Dry-off dry; minimal tannins; bright acidity. Medium body. Tasty, clean; emphasizes freshness and accessibility over complexity. Pure expression of California chardonnay—81% Monterey County fruit, 19% Napa County—no barrel fermentation or oak aging, no malolactic conversion. Fermented and aged in temperature-controlled stainless steel tanks. 13.5% ABV
Franciscan Estate is named for the friars who brought viticulture to California in the 18th century. The winery was founded in 1972 by two Napa Valley leaders, Justin Meyers and Raymond Duncan (of Silver Oak fame). The winery notes: “Since our first vintage in 1973, Franciscan has paved new paths in California winemaking, including leading efforts to establish the Meritage Alliance, which gives a designation (Meritage = Merit and Heritage) to California wines made with the traditional Bordeaux blend of grapes.”
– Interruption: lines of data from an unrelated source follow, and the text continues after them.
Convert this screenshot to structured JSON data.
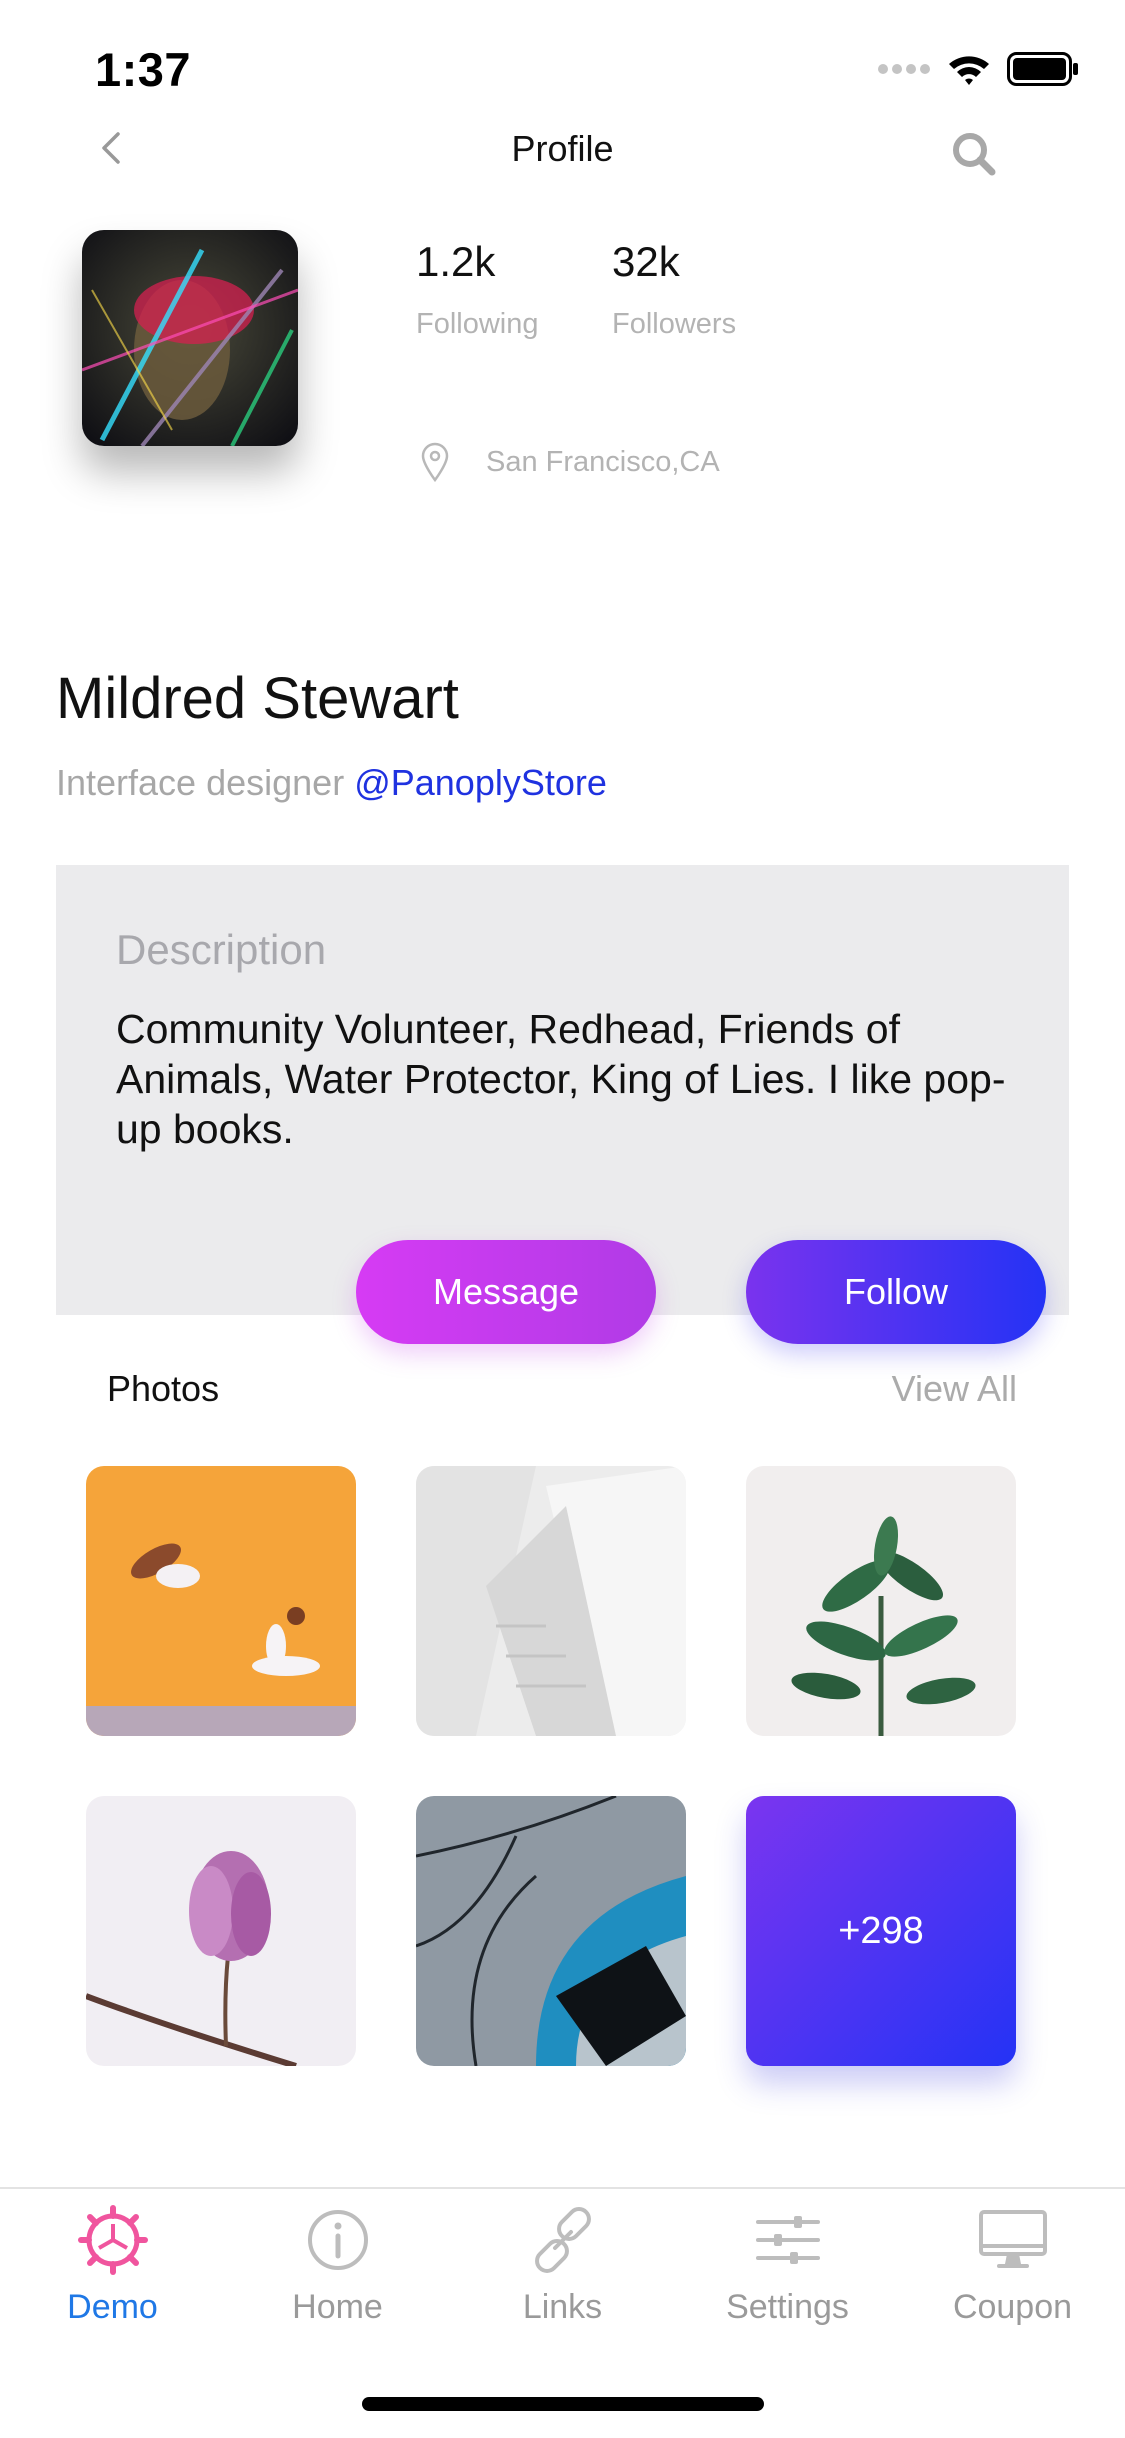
{
  "status": {
    "time": "1:37"
  },
  "nav": {
    "title": "Profile"
  },
  "profile": {
    "following_count": "1.2k",
    "following_label": "Following",
    "followers_count": "32k",
    "followers_label": "Followers",
    "location": "San Francisco,CA",
    "name": "Mildred Stewart",
    "role": "Interface designer",
    "handle": "@PanoplyStore"
  },
  "description": {
    "title": "Description",
    "text": "Community Volunteer, Redhead, Friends of Animals, Water Protector, King of Lies. I like pop-up books."
  },
  "actions": {
    "message_label": "Message",
    "follow_label": "Follow"
  },
  "photos": {
    "title": "Photos",
    "view_all": "View All",
    "more_count": "+298"
  },
  "tabs": [
    {
      "label": "Demo",
      "icon": "gear-icon"
    },
    {
      "label": "Home",
      "icon": "info-icon"
    },
    {
      "label": "Links",
      "icon": "link-icon"
    },
    {
      "label": "Settings",
      "icon": "sliders-icon"
    },
    {
      "label": "Coupon",
      "icon": "monitor-icon"
    }
  ],
  "colors": {
    "accent_blue": "#1f78e6",
    "handle_blue": "#1f32e0",
    "message_gradient": "#d63bf4",
    "follow_gradient": "#2433f5",
    "tab_active_icon": "#f0559e"
  }
}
In 1978 the Peter Eckes Company, a German company, purchased the operation. Justin Meyer remained the president and winemaker. In 1985 Agustín Huneeus became partner and president and introduced Magnificat, on of Napa’s first Meritage-style wines. Constellation Brands acquired Franciscan in 1999. In 2021, Constellation sold the brand to E.&J. Gallo. The brand now is positioned as a grocery store wine with wide distribution and good value for price. This chardonnay effort certainly qualifies.

Franciscan Estate Chardonnay, California 2022 is huge value for price pour with clean, vivacious, delicious chardonnay unencumbered by oak or malolactic conversion. Slight sweetness—hugs the border between dry and off-dry. Fruit forward with emphasis on freshness rather than complexity. A fun chard for everyday sipping. Consistent quality and approachability. $13-15
Pairing—Lobster with drawn butter, citrus-dressed salmon, crab cakes, shrimp scampi, seared scallops with lemon butter, oysters on the half shell, mahi-mahi topped with pineapple salsa. Roast chicken with orange sauce, grilled chicken with herbs or citrus, sweet and sour pineapple chicken, pulled pork, pork with tangy BBQ sauce. Cheese—Fresh goat cheese, humboldt fog, pennyroyal laychee; brie, triple-cream cheeses, Monterey Jack. Avoid heavily smoked or oaked flavors, very spicy dishes with aggressive seasoning, strongly aged or pungent cheese.